First report set on watershed management experiment


WALLA WALLA — The first report on a 10-year experiment in watershed management will be presented to state lawmakers next week.

The report from the Walla Walla Watershed Management Partnership will discuss the progress it has made since being created in 2009 by the Legislature as a test model for managing water resources through local control.

Cathy Schaeffer, partnership executive director, said partnership members are scheduled to present the report to the state Senate Committee for Agriculture, Water and Rural Economic Development on Thursday.

Since its formation in 2009, Schaeffer said the partnership has been able to pursue one-of-a-kind programs to conserve water and preserve water rights in the Walla Walla River basin. It is the only area among the state’s 62 river basins that has been granted that authority.

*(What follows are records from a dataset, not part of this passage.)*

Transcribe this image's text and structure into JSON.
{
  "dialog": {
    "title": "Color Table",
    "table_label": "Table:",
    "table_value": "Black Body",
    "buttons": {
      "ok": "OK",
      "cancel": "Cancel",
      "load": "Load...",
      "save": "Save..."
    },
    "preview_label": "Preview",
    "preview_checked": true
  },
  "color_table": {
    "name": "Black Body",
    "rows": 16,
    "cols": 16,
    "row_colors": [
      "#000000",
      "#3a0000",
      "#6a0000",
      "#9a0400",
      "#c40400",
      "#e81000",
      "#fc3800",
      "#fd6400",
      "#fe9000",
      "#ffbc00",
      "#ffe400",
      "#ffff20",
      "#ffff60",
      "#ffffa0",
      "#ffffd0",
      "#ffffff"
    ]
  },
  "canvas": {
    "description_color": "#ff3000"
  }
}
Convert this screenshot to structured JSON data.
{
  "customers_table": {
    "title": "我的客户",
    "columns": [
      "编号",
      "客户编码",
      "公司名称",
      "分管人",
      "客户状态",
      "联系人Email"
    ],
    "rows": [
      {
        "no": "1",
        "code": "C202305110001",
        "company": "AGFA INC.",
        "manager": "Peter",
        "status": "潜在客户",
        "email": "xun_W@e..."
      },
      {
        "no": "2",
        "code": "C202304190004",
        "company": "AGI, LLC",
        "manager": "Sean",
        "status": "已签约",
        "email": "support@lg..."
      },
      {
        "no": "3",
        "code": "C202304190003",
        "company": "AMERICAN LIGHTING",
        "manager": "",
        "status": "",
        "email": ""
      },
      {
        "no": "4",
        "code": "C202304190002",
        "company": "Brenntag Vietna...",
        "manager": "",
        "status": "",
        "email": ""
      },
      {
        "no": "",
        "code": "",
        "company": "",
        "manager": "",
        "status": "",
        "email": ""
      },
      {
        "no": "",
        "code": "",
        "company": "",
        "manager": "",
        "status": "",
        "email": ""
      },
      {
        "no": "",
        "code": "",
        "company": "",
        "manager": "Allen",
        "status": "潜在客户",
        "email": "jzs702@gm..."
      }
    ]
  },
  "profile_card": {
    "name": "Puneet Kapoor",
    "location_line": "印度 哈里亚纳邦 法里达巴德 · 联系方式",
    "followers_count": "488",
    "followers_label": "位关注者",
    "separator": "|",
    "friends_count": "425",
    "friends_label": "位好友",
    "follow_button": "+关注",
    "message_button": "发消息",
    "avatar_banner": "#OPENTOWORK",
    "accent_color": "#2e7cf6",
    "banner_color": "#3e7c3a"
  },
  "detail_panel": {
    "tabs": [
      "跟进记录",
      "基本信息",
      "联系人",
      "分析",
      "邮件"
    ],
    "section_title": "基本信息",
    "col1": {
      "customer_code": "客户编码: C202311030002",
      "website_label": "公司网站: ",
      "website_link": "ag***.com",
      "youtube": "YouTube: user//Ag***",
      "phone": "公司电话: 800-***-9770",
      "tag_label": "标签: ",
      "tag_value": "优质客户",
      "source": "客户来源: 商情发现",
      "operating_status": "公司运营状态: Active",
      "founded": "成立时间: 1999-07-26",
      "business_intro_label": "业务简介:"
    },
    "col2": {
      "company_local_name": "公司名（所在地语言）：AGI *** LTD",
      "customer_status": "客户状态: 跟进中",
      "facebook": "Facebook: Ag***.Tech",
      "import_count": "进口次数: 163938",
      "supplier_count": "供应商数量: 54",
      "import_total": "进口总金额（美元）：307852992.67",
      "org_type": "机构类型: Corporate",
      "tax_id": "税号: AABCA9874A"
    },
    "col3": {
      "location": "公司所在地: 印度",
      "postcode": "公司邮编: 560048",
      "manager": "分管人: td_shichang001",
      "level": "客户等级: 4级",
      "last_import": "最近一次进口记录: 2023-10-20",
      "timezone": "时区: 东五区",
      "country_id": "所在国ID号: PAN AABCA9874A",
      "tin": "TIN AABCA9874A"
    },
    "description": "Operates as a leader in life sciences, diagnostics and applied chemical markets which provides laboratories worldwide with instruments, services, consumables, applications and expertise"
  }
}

Two major accomplishments have been the implementation of water banking agreements and local water plans. The former allows water right holders to maintain ownership of their rights and not be subject to relinquishment for non-use of the banked water during the agreement term.

The local water plans are voluntary agreements between a group of water users, the partnership and the state Department of Ecology to manage water in ways that enhance stream flows for fish while giving irrigators improved flexibility to use their water. The first three plans were approved by Ecology and the partnership last year.

The partnership’s programs “have enjoyed eager adoption by water right holders during its initial three years,” Schaeffer said. The 92 water banking agreements and three local water plans executed to date have deposited 8,870 acre-feet of surface water annually and groundwater rights into the partnership’s water bank for environmental enhancement.

The partnership is governed by a nine-member board representing government, tribal and private sectors. Under the legislation passed in 2009, the board was allowed to take over the duties of the state watershed planning unit.

The 40-page report can be downloaded from the watershed partnership’s website.

The report and accomplishments will also be reviewed at the partnership’s annual meeting on Feb. 5 at the Walla Walla Community College Water and Environmental Center.